Right Ventricular Dysfunction in Tetralogy of Fallot: Inhibition of the Renin-angiotensin-aldosterone System (Redefine)

December 21, 2015 updated by: Berto J Bouma, Academisch Medisch Centrum - Universiteit van Amsterdam (AMC-UvA)

Rationale: The prevalence of adult patients with congenital heart disease (CHD) has steadily increased over the last decades, due to the advances in cardiac surgery. A large number of these patients cope with right ventricular (RV) volume or pressure overload, largely caused by residual lesions after cardiac surgery in childhood. Previous RV overload due to pulmonary regurgitation in Tetralogy of Fallot (TOF) can lead to RV dysfunction. These findings warrant close surveillance of RV function, and adequate and evidence-based pharmacological therapy to reduce both morbidity and mortality in this young patient group. The renin-angiotensin-aldosterone system (RAAS) is activated in patients with ventricular failure, irrespective of the effected (left or right) ventricle. Angiotensin converting enzyme (ACE) inhibitors and angiotensin II receptor blockers (ARB's) are drugs which act as inhibitors of RAAS. Previously, large trials have demonstrated the beneficial effect of angiotensin converting enzyme (ACE) inhibitors on morbidity and mortality in patients with acquired left ventricular (LV) dysfunction. ARB's have a similar effect as ACE inhibitors in patients with acquired LV dysfunction but discontinuation because of side effects such as cough is less frequent. In TOF patients with RV overload due to pulmonary regurgitation, pulmonary valve replacement leads to a decrease in RV size and pulmonary regurgitation. Current guidelines advise empiric use of RAAS inhibitors for right ventricular dysfunction in adult patients with congenital heart disease. However, the actual effect of RAAS inhibition on right ventricular dysfunction in adult TOF patients without severe valvular lesions has not been sufficiently investigated. Therefore, we set-up the proposed study, and hypothesize that ARB's have a beneficial effect on RV ejection fraction in adult TOF patients with RV dysfunction without severe valvular lesions.

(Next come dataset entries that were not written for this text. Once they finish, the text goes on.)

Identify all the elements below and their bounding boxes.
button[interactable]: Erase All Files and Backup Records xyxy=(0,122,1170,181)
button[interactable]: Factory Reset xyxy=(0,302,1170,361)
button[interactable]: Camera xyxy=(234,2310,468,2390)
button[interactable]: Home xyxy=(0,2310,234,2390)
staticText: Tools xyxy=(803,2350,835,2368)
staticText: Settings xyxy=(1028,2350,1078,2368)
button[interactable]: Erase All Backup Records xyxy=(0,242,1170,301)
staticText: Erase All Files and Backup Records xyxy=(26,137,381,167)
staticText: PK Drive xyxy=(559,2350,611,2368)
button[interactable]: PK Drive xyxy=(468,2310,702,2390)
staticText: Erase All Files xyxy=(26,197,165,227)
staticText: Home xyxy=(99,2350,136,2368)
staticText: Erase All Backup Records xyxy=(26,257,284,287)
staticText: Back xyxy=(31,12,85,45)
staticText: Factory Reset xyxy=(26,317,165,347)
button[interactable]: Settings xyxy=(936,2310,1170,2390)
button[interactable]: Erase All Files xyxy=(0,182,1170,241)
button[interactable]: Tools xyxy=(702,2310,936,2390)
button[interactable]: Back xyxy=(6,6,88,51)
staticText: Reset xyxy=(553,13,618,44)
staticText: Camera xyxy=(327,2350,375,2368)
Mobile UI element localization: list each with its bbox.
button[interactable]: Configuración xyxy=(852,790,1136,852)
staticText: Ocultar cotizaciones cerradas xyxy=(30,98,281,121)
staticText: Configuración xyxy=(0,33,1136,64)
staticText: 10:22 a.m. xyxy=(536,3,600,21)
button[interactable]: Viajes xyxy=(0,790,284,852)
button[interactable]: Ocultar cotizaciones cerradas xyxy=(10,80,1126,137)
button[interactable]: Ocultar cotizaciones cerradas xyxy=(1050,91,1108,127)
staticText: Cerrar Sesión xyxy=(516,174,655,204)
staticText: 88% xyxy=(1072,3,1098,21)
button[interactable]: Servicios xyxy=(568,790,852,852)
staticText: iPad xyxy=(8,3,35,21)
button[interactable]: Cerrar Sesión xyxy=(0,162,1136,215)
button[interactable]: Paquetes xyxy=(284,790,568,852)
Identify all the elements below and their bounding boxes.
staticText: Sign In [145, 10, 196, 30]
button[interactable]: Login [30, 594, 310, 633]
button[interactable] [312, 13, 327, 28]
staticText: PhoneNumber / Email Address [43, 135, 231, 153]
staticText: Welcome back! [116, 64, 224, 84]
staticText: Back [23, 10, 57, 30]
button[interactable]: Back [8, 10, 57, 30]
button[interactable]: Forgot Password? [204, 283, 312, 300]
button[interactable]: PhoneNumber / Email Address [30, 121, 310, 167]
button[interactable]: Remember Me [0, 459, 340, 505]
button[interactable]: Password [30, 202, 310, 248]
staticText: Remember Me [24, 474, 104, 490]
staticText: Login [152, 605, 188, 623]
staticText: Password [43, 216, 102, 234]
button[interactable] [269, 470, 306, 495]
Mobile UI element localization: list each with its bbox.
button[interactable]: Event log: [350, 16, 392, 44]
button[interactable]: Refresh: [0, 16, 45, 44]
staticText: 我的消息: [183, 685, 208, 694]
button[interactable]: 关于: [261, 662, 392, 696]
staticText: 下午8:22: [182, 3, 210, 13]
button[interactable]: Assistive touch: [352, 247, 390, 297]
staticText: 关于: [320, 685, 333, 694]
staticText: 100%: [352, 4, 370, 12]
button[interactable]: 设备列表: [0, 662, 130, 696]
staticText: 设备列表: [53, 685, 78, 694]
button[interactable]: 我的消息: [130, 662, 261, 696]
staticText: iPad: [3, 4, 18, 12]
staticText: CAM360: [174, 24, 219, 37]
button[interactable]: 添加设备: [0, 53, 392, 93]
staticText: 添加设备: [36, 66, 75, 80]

Objective: to improve RV ejection fraction in adult TOF patients with RV dysfunction without severe valvular lesions.

Study design: a prospective, multicenter, double-blind, randomized, placebo-controlled trial. Follow up two years Study population: adult patients with Tetralogy of Fallot with right ventricular dysfunction, defined as right ventricular ejection fraction < 50% and without severe valvular lesions Intervention: patients are randomized to receive either losartan 150 mg once daily, or placebo in the same regimen. Main study parameters/endpoints: the primary endpoint is difference in change in RV ejection fraction, determined by cardiovascular magnetic resonance imaging (CMR), between the treatment and the control group at two years follow-up.

Nature and extent of the burden and risks associated with participation, benefit and group relatedness: All investigations, except blood analysis, are non-invasive and free of risk. The burden for the patients mainly consists of the time that is consumed by the visits to the clinic. At these visits time will be consumed by: history taking and physical investigation (15 minutes); quality of life score (15 minutes); laboratory tests (6 times venopuncture, total amount of blood withdrawn approximately 90ml). Cardiopulmonary exercise testing (1hour), echocardiography (15 minutes) and CMR (45 minutes) are part of regular medical care. Adverse effects from losartan are usually limited and consist of dizziness due to hypotension, renal impairment, hyperkalemia and liver impairment. We expect no change or an increase in RV function in the intervention group compared to the control group over the two-year follow up period, which would be a great benefit for this young study population.

Study Overview

Study Type

Interventional

Enrollment (Anticipated)

120

Phase

  • Phase 2

Contacts and Locations

This section provides the contact details for those conducting the study, and information on where this study is being conducted.

Study Contact

Study Contact Backup

Study Locations

      • Amsterdam, Netherlands
        • Recruiting
        • Academic Medical Center
        • Principal Investigator:
          • J.P. Bokma
        • Principal Investigator:
          • B.J.M. Mulder
        • Principal Investigator:
          • B.J. Bouma
      • Groningen, Netherlands
        • Active, not recruiting
        • Universitair Medisch Centrum Groningen
      • Leiden, Netherlands
        • Recruiting
        • Leids Universitair Medisch Centrum
      • Nieuwegein, Netherlands
        • Active, not recruiting
        • St Antonius Ziekenhuis
      • Nijmegen, Netherlands
        • Active, not recruiting
        • St Radboud Universitair Medisch Centrum
      • Utrecht, Netherlands
        • Active, not recruiting
        • Universitair Medisch Centrum Utrecht

Participation Criteria

Researchers look for people who fit a certain description, called eligibility criteria. Some examples of these criteria are a person's general health condition or prior treatments.

Eligibility Criteria

Ages Eligible for Study

18 years to 80 years (Adult, Older Adult)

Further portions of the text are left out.